Per i reattori a fusione lo studio del danneggiamento da neutroni veloci sui materiali che si prevede saranno utilizzati, verrà effettuato mediante la facility IFMIF. Di questa complessa facility è attualmente in corso la progettazione, ma non è stato ancora stipulato l’accordo internazionale necessario per la sua realizzazione. I componenti della centrale elettronucleare dimostrativa saranno poi provati a piena scala nel reattore DEMO. Ci vorranno però svariati anni di funzionamento di DEMO prima di avere elementi sufficienti sul danneggiamento dovuto all’esercizio del reattore. In complesso i problemi di durata dei materiali utilizzati nell’isola nucleare dei reattori a fusione appaiono piuttosto seri. Come possibile soluzione di questi problemi si pensa di ricorrere con appositi interventi manutentivi alla sostituzione delle parti che risultino gravemente danneggiate. Dato l’ambiente radioattivo, tali interventi andranno effettuati mediante appositi robot, con opportuno controllo a distanza. Questi interventi sono stati previsti in ITER, che disporrà pertanto delle necessarie apparecchiature. Le caratteristiche di impianto di ricerca di ITER consentiranno, senza troppe difficoltà, manutenzioni straordinarie di questo tipo. Assai più complessa appare invece questa azione di sostituzione di parti di impianto nelle centrali elettronucleari commerciali a fusione.

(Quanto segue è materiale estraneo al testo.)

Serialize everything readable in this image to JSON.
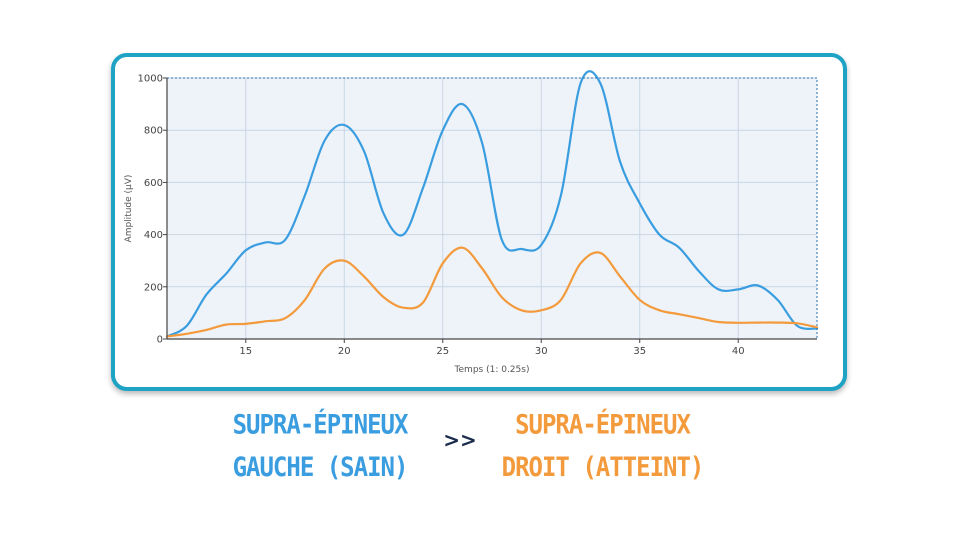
{
  "chart_data": {
    "type": "line",
    "title": "",
    "xlabel": "Temps (1: 0.25s)",
    "ylabel": "Amplitude (µV)",
    "xlim": [
      11,
      44
    ],
    "ylim": [
      0,
      1000
    ],
    "xticks": [
      15,
      20,
      25,
      30,
      35,
      40
    ],
    "yticks": [
      0,
      200,
      400,
      600,
      800,
      1000
    ],
    "grid": true,
    "legend": "none",
    "series": [
      {
        "color": "#3a9de0",
        "x": [
          11,
          12,
          13,
          14,
          15,
          16,
          17,
          18,
          19,
          20,
          21,
          22,
          23,
          24,
          25,
          26,
          27,
          28,
          29,
          30,
          31,
          32,
          33,
          34,
          35,
          36,
          37,
          38,
          39,
          40,
          41,
          42,
          43,
          44
        ],
        "y": [
          10,
          50,
          170,
          250,
          340,
          370,
          380,
          550,
          760,
          820,
          720,
          480,
          400,
          580,
          800,
          900,
          750,
          380,
          345,
          360,
          550,
          980,
          980,
          680,
          520,
          400,
          350,
          260,
          190,
          190,
          205,
          150,
          50,
          40
        ]
      },
      {
        "color": "#f39a3c",
        "x": [
          11,
          12,
          13,
          14,
          15,
          16,
          17,
          18,
          19,
          20,
          21,
          22,
          23,
          24,
          25,
          26,
          27,
          28,
          29,
          30,
          31,
          32,
          33,
          34,
          35,
          36,
          37,
          38,
          39,
          40,
          41,
          42,
          43,
          44
        ],
        "y": [
          10,
          20,
          35,
          55,
          58,
          68,
          80,
          150,
          270,
          300,
          240,
          160,
          120,
          140,
          290,
          350,
          270,
          160,
          110,
          110,
          150,
          290,
          330,
          240,
          150,
          110,
          95,
          80,
          65,
          62,
          63,
          63,
          60,
          45
        ]
      }
    ]
  },
  "captions": {
    "left": {
      "line1": "SUPRA-ÉPINEUX",
      "line2": "GAUCHE (SAIN)",
      "color": "#3a9de0"
    },
    "comparator": ">>",
    "right": {
      "line1": "SUPRA-ÉPINEUX",
      "line2": "DROIT (ATTEINT)",
      "color": "#f39a3c"
    }
  }
}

Un’ultima considerazione. Il tempo necessario per la messa a punto di tutte le conoscenze fisiche e tecnologiche indispensabili per la progettazione e la costruzione della prima centrale elettronucleare a fusione dimostrativa è ancora molto lungo. La costruzione di ITER è prevista concludersi tra 10 anni, nel 2019. Occorreranno poi almeno 15 anni di effettiva sperimentazione su ITER (e in parallelo su IFMIF), per possedere tutte le conoscenze necessarie per la progettazione di DEMO. Nel 2034 potrà quindi iniziare la costruzione di DEMO, che richiederà 10 anni. Saranno poi necessari almeno 10 anni di sperimentazione su DEMO per ritenere sufficientemente qualificate tutte le conoscenze per la progettazione e la costruzione di una centrale elettronucleare dimostrativa a fusione. Solo nel 2054, tra 45 anni, potrà iniziare la realizzazione di tale centrale dimostrativa. E ciò a condizione che questi assai complessi programmi di ricerca e sperimentazione raggiungano gli obiettivi nei tempi previsti, non subendo alcun ritardo per difficoltà di finanziamento. E a condizione anche di riuscire ad elevare il guadagno energetico Q del plasma della centrale elettronucleare ad un valore quattro o cinque volte superiore al valore massimo di Q = 10 che sarà raggiunto nella sperimentazione su ITER.